Some of their song titles give insight into the madcap thinking of the Minutemen,
- “Bob Dylan Wrote Propaganda Songs,”
- “Political Song for Michael Jackson to Sing,”
- “Do You Want New Wave Or Do You Want The Truth?”
- “Maybe Partying Will Help,”
- “God Bows to Math,”
- “The Roar of the Masses Could Be Farts,”
- “Song For El Salvador,”
- “Joe McCarthy’s Ghost.”
As you can see from the title of the last two songs, the Minutemen were deeply concerned about social justice issues and war. They wrote a lot of songs about Vietnam, Cold War paranoia and Central America—the latter of which was subject to a lot of civil war and U.S. intervention during the 1980’s. One of the most poignant lyric about war and the threat of war came in the song, “King of the Hill” in which D. Boon sang “Is it peace to point those guns/Is it war to fire those guns?”
A friend of mine invited me to see the Minutemen in Champaign, IL in the fall of 1985. I declined his invitation because I wasn’t familiar with them at the time. I would later regret this decision, because on December 22, 1985 D. Boon was killed in a van accident in Arizona. He was lying in the back of a van without a seatbelt because he had been suffering from a heavy-duty fever. The van lost control and Boon was thrown out the van’s rear doors, killing him instantly.
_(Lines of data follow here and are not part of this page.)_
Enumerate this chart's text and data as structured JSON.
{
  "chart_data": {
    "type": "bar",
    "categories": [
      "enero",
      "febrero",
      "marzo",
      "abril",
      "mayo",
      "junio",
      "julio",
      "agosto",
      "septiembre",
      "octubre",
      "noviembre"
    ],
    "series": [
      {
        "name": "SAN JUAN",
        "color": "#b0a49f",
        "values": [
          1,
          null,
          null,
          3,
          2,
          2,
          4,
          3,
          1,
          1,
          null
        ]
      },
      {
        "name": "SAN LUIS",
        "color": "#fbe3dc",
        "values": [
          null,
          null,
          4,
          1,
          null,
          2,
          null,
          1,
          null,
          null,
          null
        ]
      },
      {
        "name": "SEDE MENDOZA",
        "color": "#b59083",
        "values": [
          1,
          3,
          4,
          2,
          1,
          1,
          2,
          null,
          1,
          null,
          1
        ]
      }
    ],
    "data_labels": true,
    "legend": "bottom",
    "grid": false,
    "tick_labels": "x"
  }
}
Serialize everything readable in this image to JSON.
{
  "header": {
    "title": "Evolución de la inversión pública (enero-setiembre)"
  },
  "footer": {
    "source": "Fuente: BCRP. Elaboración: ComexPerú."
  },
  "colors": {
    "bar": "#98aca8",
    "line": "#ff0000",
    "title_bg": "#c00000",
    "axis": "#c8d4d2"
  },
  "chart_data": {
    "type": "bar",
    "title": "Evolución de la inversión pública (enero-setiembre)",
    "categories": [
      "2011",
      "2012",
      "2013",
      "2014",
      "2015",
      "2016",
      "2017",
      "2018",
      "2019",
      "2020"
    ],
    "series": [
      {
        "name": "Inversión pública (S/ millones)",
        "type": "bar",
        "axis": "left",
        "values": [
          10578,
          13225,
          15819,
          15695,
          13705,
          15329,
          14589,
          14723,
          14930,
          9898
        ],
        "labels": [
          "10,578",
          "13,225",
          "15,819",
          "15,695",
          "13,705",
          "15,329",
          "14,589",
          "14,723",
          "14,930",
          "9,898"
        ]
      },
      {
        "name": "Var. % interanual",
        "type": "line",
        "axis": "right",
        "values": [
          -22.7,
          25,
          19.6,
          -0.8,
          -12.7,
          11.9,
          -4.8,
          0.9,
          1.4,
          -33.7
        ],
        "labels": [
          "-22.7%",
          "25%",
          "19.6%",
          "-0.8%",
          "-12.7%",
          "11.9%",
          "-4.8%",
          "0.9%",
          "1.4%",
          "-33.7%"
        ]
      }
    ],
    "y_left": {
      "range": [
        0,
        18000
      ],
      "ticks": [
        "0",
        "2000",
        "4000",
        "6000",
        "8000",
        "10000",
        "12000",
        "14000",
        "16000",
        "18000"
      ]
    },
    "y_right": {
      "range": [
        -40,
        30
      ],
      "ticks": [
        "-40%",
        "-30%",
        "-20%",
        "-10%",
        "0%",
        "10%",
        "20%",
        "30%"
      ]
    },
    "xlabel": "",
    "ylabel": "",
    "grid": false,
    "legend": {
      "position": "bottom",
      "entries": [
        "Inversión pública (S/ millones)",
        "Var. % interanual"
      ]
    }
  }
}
The Minutemen disbanded immediately, though surviving members formed fIREHOSE, which existed until the mid-1990’s. Mike Watt, who wrote many of the songs for the Minutemen—particularly the wildly creative stream-of-consciousness ones—has continued with various musical projects to the present day.
I have many compilation tapes that I made between the mid-80’s and the mid-90’s. One of the last ones I made I entitled “Alternative Rock—They Named It And Then They Killed It.” That pretty much encapsulates how I’ve felt about the music industry since the early 90’s. There are a lot of musical gems out there today—it’s just that you have to look really hard to find them. I find myself more and more taking on the mission of telling people the truth about the 1980’s so that people realize that this much-maligned decade was about much more than mullets, mall hair, Michael Jackson, and Ronald Reagan. The reality is that the 80’s–or specifically the years 1977-92–witnessed a more creative, thriving, and diverse underground music scene than at any other time since the advent of rock n’ roll.
The Minutemen were just one small part of this scene, but listen to Double Nickels on a Dime or Ballot Result, and you get a sense of the energy and creativity that existed then. The making of Ballot Result in particular says a lot about the creativity, spontaneity and interaction with the fans. The band decided to do a live album, and passed out ballots to fans to help determine which songs would be on the album. Boon died before the live album could be recorded, so instead the surviving members used the ballots and existing live recordings to put together the album. Amazingly, many of the tracks were from tapes sent in by fans—the track “No! No! No! To Draft And War/Joe McCarthy’s Ghost” was recorded at an encore performance here in Madison in 1985. I don’t think you’d see many record companies allowing that nowadays.
Have you gotten a chance to see We Jam Econo, the Minutemen documentary? Chris is a big Minutemen fan, too, and we saw it at the Siskel Film Center last year. It’s on DVD now, I think!
I haven’t seen it yet, but I know it’s on DVD and available at Four Star Video here in Madison.